Less than a century after the Emancipation Proclamation declared African Americans free, Tillie Olsen views the American working class as enslaved by poverty. Their plight is further exacerbated by the fact that America, in its capitalistic pursuit of wealth, seems unwilling to recognize this dilemma preferring this class of people remain invisible while providing the benefits of their labor. Yonnondio: From The Thirties speaks, in narrative form, to the inability of the silenced poor to individually rise above the overwhelming obstacles of a capitalistic society and suggest collective efforts as an attempt to remedy this ill of capitalism.

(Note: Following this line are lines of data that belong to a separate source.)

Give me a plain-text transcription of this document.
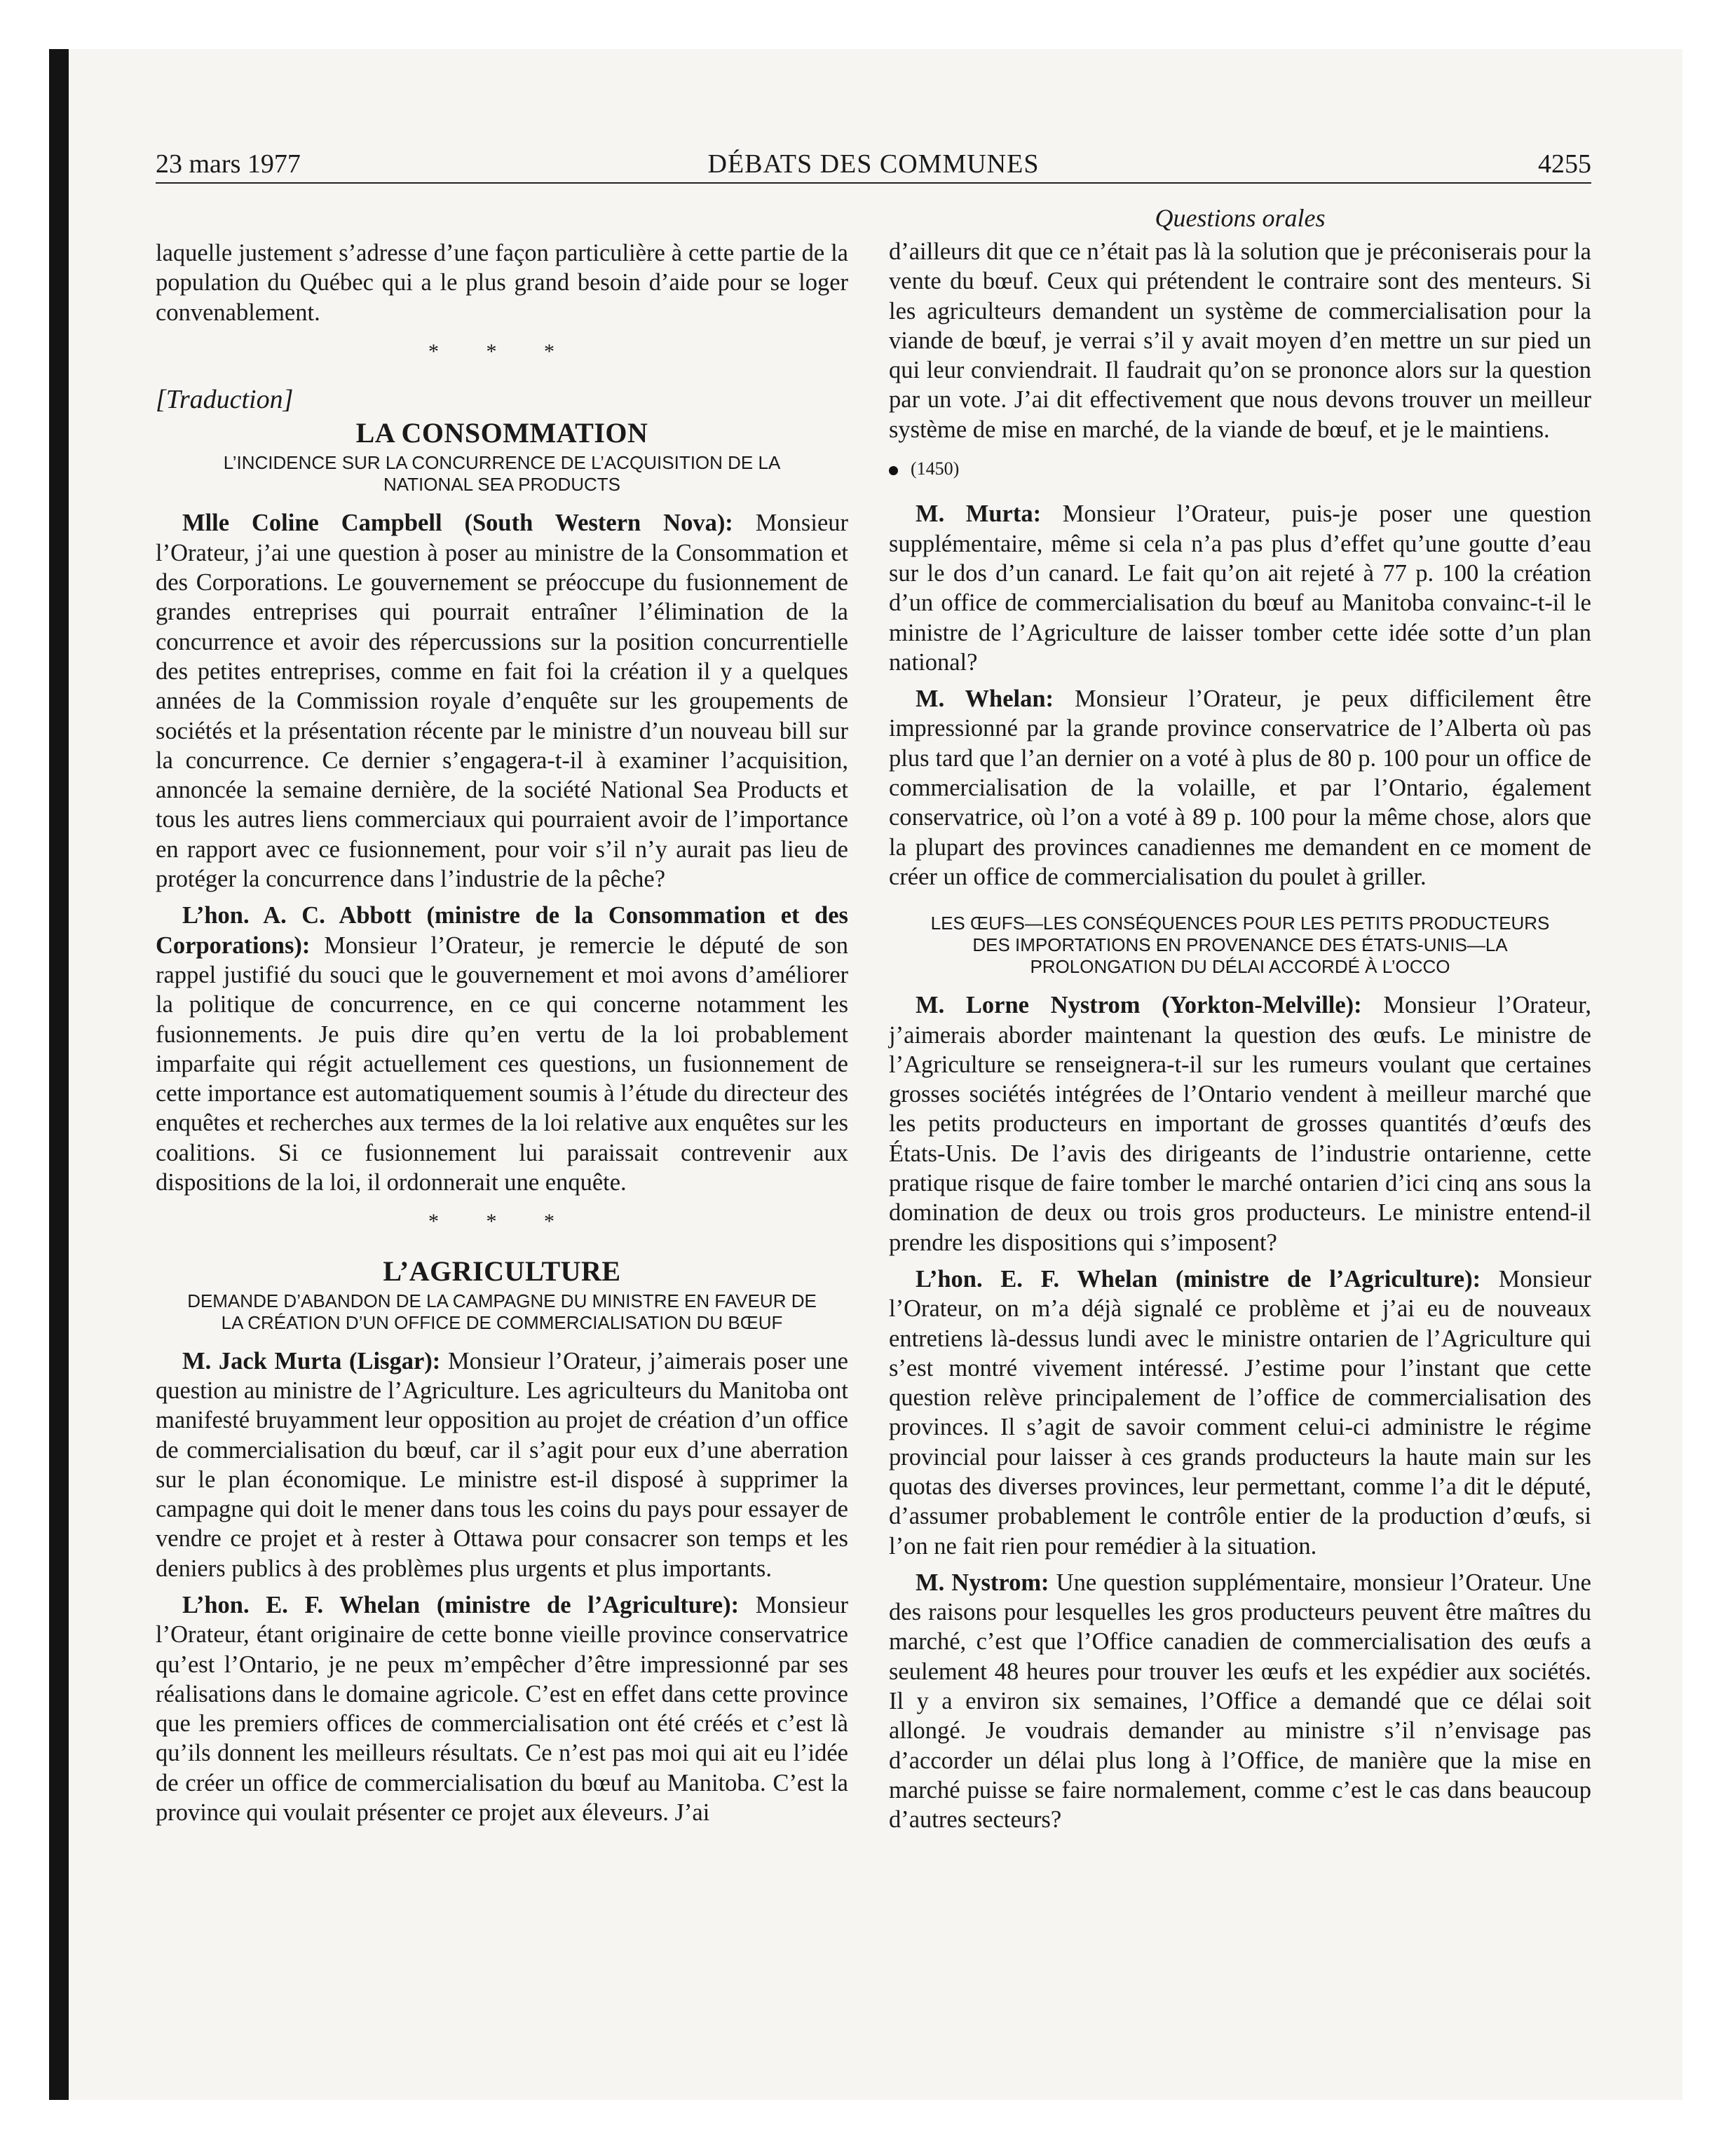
23 mars 1977	DÉBATS DES COMMUNES	4255

laquelle justement s’adresse d’une façon particulière à cette partie de la population du Québec qui a le plus grand besoin d’aide pour se loger convenablement.

* * *
[Traduction]
LA CONSOMMATION
L’INCIDENCE SUR LA CONCURRENCE DE L’ACQUISITION DE LA NATIONAL SEA PRODUCTS

Mlle Coline Campbell (South Western Nova): Monsieur l’Orateur, j’ai une question à poser au ministre de la Consommation et des Corporations. Le gouvernement se préoccupe du fusionnement de grandes entreprises qui pourrait entraîner l’élimination de la concurrence et avoir des répercussions sur la position concurrentielle des petites entreprises, comme en fait foi la création il y a quelques années de la Commission royale d’enquête sur les groupements de sociétés et la présentation récente par le ministre d’un nouveau bill sur la concurrence. Ce dernier s’engagera-t-il à examiner l’acquisition, annoncée la semaine dernière, de la société National Sea Products et tous les autres liens commerciaux qui pourraient avoir de l’importance en rapport avec ce fusionnement, pour voir s’il n’y aurait pas lieu de protéger la concurrence dans l’industrie de la pêche?

L’hon. A. C. Abbott (ministre de la Consommation et des Corporations): Monsieur l’Orateur, je remercie le député de son rappel justifié du souci que le gouvernement et moi avons d’améliorer la politique de concurrence, en ce qui concerne notamment les fusionnements. Je puis dire qu’en vertu de la loi probablement imparfaite qui régit actuellement ces questions, un fusionnement de cette importance est automatiquement soumis à l’étude du directeur des enquêtes et recherches aux termes de la loi relative aux enquêtes sur les coalitions. Si ce fusionnement lui paraissait contrevenir aux dispositions de la loi, il ordonnerait une enquête.

* * *
L’AGRICULTURE
DEMANDE D’ABANDON DE LA CAMPAGNE DU MINISTRE EN FAVEUR DE LA CRÉATION D’UN OFFICE DE COMMERCIALISATION DU BŒUF

M. Jack Murta (Lisgar): Monsieur l’Orateur, j’aimerais poser une question au ministre de l’Agriculture. Les agriculteurs du Manitoba ont manifesté bruyamment leur opposition au projet de création d’un office de commercialisation du bœuf, car il s’agit pour eux d’une aberration sur le plan économique. Le ministre est-il disposé à supprimer la campagne qui doit le mener dans tous les coins du pays pour essayer de vendre ce projet et à rester à Ottawa pour consacrer son temps et les deniers publics à des problèmes plus urgents et plus importants.

L’hon. E. F. Whelan (ministre de l’Agriculture): Monsieur l’Orateur, étant originaire de cette bonne vieille province conservatrice qu’est l’Ontario, je ne peux m’empêcher d’être impressionné par ses réalisations dans le domaine agricole. C’est en effet dans cette province que les premiers offices de commercialisation ont été créés et c’est là qu’ils donnent les meilleurs résultats. Ce n’est pas moi qui ait eu l’idée de créer un office de commercialisation du bœuf au Manitoba. C’est la province qui voulait présenter ce projet aux éleveurs. J’ai

Questions orales

d’ailleurs dit que ce n’était pas là la solution que je préconiserais pour la vente du bœuf. Ceux qui prétendent le contraire sont des menteurs. Si les agriculteurs demandent un système de commercialisation pour la viande de bœuf, je verrai s’il y avait moyen d’en mettre un sur pied un qui leur conviendrait. Il faudrait qu’on se prononce alors sur la question par un vote. J’ai dit effectivement que nous devons trouver un meilleur système de mise en marché, de la viande de bœuf, et je le maintiens.

(1450)

M. Murta: Monsieur l’Orateur, puis-je poser une question supplémentaire, même si cela n’a pas plus d’effet qu’une goutte d’eau sur le dos d’un canard. Le fait qu’on ait rejeté à 77 p. 100 la création d’un office de commercialisation du bœuf au Manitoba convainc-t-il le ministre de l’Agriculture de laisser tomber cette idée sotte d’un plan national?

M. Whelan: Monsieur l’Orateur, je peux difficilement être impressionné par la grande province conservatrice de l’Alberta où pas plus tard que l’an dernier on a voté à plus de 80 p. 100 pour un office de commercialisation de la volaille, et par l’Ontario, également conservatrice, où l’on a voté à 89 p. 100 pour la même chose, alors que la plupart des provinces canadiennes me demandent en ce moment de créer un office de commercialisation du poulet à griller.

LES ŒUFS—LES CONSÉQUENCES POUR LES PETITS PRODUCTEURS DES IMPORTATIONS EN PROVENANCE DES ÉTATS-UNIS—LA PROLONGATION DU DÉLAI ACCORDÉ À L’OCCO

M. Lorne Nystrom (Yorkton-Melville): Monsieur l’Orateur, j’aimerais aborder maintenant la question des œufs. Le ministre de l’Agriculture se renseignera-t-il sur les rumeurs voulant que certaines grosses sociétés intégrées de l’Ontario vendent à meilleur marché que les petits producteurs en important de grosses quantités d’œufs des États-Unis. De l’avis des dirigeants de l’industrie ontarienne, cette pratique risque de faire tomber le marché ontarien d’ici cinq ans sous la domination de deux ou trois gros producteurs. Le ministre entend-il prendre les dispositions qui s’imposent?

L’hon. E. F. Whelan (ministre de l’Agriculture): Monsieur l’Orateur, on m’a déjà signalé ce problème et j’ai eu de nouveaux entretiens là-dessus lundi avec le ministre ontarien de l’Agriculture qui s’est montré vivement intéressé. J’estime pour l’instant que cette question relève principalement de l’office de commercialisation des provinces. Il s’agit de savoir comment celui-ci administre le régime provincial pour laisser à ces grands producteurs la haute main sur les quotas des diverses provinces, leur permettant, comme l’a dit le député, d’assumer probablement le contrôle entier de la production d’œufs, si l’on ne fait rien pour remédier à la situation.

M. Nystrom: Une question supplémentaire, monsieur l’Orateur. Une des raisons pour lesquelles les gros producteurs peuvent être maîtres du marché, c’est que l’Office canadien de commercialisation des œufs a seulement 48 heures pour trouver les œufs et les expédier aux sociétés. Il y a environ six semaines, l’Office a demandé que ce délai soit allongé. Je voudrais demander au ministre s’il n’envisage pas d’accorder un délai plus long à l’Office, de manière que la mise en marché puisse se faire normalement, comme c’est le cas dans beaucoup d’autres secteurs?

Yonnondio is set in the twenties; however, Tillie Olsen describes this book as "a novel of the 1930's" because this prose is a forum to address political and social conditions of the thirties. Further, the work is semi-autobiographical about working class family struggles and economic woes of the twenties, which culminate into the Depression of the thirties. Yonnondio is a complex text about Olsen's family, the Holbrooks, and the policies that impacted every family in 1930's America. The Depression extenuated the fact that impoverished Americans were helpless in a capitalistic system that denied them any voice; while, squashing their hopes for their share of the American Dream. Yonnondio goes beyond telling one family's story of the 1920's to espouse Olsen's political ideology about 1930's Depression America.
This book is about poverty's mandate that people work and the harsh conditions presented by this poverty. Jim, father of Tillie's character Maize, goes from unskilled job to unskilled job in an effort to provide tolerable living conditions for his family. Anna, the mother, is portrayed as having equally exhausting and overwhelming work. Olsen goes to great length to.
illustrate how poverty causes family and societal deterioration.